Paris Police 1900 affiche

Le nom de Fabien Nury est certainement la plus belle référence qui soit pour ce "Paris Police 1900", parce qu'on a certainement en tête, parmi tant d'autres livres remarquablement écrits, la réussite de sa saga "Il était une fois en France" sur la période de l'Occupation... et qu'on espère, du coup, retrouver le même talent au service de cette série policière et historique traitant de la situation politique désastreuse de la France en 1899, alors que l'Affaire Dreyfus n'en finit pas de miner la société et le système politique en place.

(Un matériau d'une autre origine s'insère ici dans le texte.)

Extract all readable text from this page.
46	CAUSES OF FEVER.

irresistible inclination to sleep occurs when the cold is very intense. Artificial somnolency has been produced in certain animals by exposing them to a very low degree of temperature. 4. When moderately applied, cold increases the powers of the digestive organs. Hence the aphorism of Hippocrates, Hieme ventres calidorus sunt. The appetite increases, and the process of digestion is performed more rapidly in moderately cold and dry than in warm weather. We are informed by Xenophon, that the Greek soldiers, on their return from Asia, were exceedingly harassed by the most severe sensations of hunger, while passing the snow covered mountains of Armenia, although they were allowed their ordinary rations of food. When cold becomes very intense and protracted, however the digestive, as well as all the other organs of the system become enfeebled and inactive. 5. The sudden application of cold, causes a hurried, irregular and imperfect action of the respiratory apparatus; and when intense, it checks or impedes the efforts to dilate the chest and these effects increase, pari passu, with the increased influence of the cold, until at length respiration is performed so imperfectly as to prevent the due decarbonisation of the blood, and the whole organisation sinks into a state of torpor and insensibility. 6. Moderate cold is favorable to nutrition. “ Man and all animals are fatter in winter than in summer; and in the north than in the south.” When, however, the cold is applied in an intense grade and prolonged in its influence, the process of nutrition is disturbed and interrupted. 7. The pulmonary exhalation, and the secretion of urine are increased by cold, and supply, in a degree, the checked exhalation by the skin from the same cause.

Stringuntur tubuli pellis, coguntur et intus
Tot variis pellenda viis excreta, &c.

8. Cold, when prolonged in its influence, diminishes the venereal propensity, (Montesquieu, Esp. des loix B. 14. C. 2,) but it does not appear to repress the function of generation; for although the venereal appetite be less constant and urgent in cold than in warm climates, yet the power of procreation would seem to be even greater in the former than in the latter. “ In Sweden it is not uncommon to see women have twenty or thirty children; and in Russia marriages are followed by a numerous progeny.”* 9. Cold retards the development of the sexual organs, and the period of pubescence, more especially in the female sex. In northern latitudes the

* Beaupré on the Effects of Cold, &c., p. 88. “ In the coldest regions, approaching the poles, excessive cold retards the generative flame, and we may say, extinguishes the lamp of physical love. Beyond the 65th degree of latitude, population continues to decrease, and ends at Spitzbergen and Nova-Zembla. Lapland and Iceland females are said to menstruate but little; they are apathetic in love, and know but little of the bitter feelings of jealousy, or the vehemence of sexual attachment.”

Et de fait, même si, étonnamment, la série semble avoir un peu de difficultés à démarrer avec trois premiers épisodes qui paraissent hésiter quant à leur sujet, voire leur traitement de ce sujet, on retiendra surtout de ce "Paris Police 1900" la qualité de son écriture, la complexité de sa narration qui reste pourtant toujours claire, et le refus du simplisme habituel au genre - même si, là encore, dans les premiers épisodes, il y a une certaine tendance à caricaturer les "méchants" de l'histoire, et en particulier le leader de la ligue Anti-Juif, ce Jules Guérin qui passa seulement à la postérité pour le fameux épisode du siège par la police parisienne de "Fort Chabrol", d'ailleurs conté en détails ici.

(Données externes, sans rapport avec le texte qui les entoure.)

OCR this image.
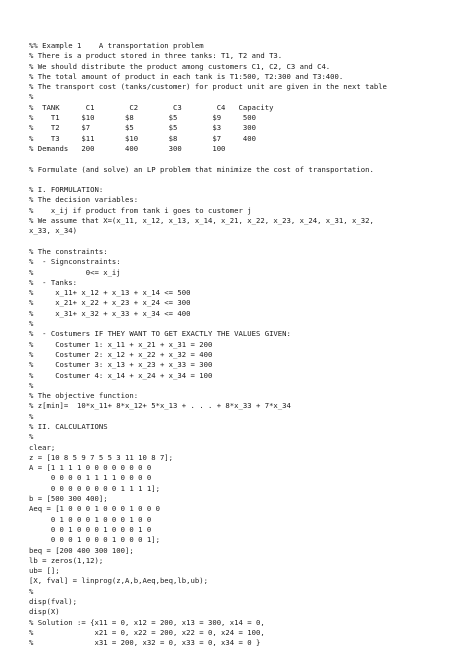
%% Example 1    A transportation problem
% There is a product stored in three tanks: T1, T2 and T3.
% We should distribute the product among customers C1, C2, C3 and C4.
% The total amount of product in each tank is T1:500, T2:300 and T3:400.
% The transport cost (tanks/customer) for product unit are given in the next table
%
%  TANK      C1        C2        C3        C4   Capacity
%    T1     $10       $8        $5        $9     500
%    T2     $7        $5        $5        $3     300
%    T3     $11       $10       $8        $7     400
% Demands   200       400       300       100
% Formulate (and solve) an LP problem that minimize the cost of transportation.
% I. FORMULATION:
% The decision variables:
%    x_ij if product from tank i goes to customer j
% We assume that X=(x_11, x_12, x_13, x_14, x_21, x_22, x_23, x_24, x_31, x_32,
x_33, x_34)
% The constraints:
%  - Signconstraints:
%            0<= x_ij
%  - Tanks:
%     x_11+ x_12 + x_13 + x_14 <= 500
%     x_21+ x_22 + x_23 + x_24 <= 300
%     x_31+ x_32 + x_33 + x_34 <= 400
%
%  - Costumers IF THEY WANT TO GET EXACTLY THE VALUES GIVEN:
%     Costumer 1: x_11 + x_21 + x_31 = 200
%     Costumer 2: x_12 + x_22 + x_32 = 400
%     Costumer 3: x_13 + x_23 + x_33 = 300
%     Costumer 4: x_14 + x_24 + x_34 = 100
%
% The objective function:
% z[min]=  10*x_11+ 8*x_12+ 5*x_13 + . . . + 8*x_33 + 7*x_34
%
% II. CALCULATIONS
%
clear;
z = [10 8 5 9 7 5 5 3 11 10 8 7];
A = [1 1 1 1 0 0 0 0 0 0 0 0
0 0 0 0 1 1 1 1 0 0 0 0
0 0 0 0 0 0 0 0 1 1 1 1];
b = [500 300 400];
Aeq = [1 0 0 0 1 0 0 0 1 0 0 0
0 1 0 0 0 1 0 0 0 1 0 0
0 0 1 0 0 0 1 0 0 0 1 0
0 0 0 1 0 0 0 1 0 0 0 1];
beq = [200 400 300 100];
lb = zeros(1,12);
ub= [];
[X, fval] = linprog(z,A,b,Aeq,beq,lb,ub);
%
disp(fval);
disp(X)
% Solution := {x11 = 0, x12 = 200, x13 = 300, x14 = 0,
%              x21 = 0, x22 = 200, x22 = 0, x24 = 100,
%              x31 = 200, x32 = 0, x33 = 0, x34 = 0 }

On a donc affaire ici à un mélange entre enquête policière autour d'un corps féminin découpé en morceaux retrouvé dans une valise flottant sur la Seine, et chronique historique des luttes intestines dans la police de Paris, qui se déchire comme la société toute entière autour du thème de l'antisémitisme. Avec, objectivement, un plus gros intérêt pour cette partie historique, a priori bien documentée et relativement fidèle à la réalité des faits, que pour la partie "thriller" qui fait finalement long feu, et ne débouche pas sur une résolution très claire (... ou alors c'est nous qui n'avons pas tout compris !).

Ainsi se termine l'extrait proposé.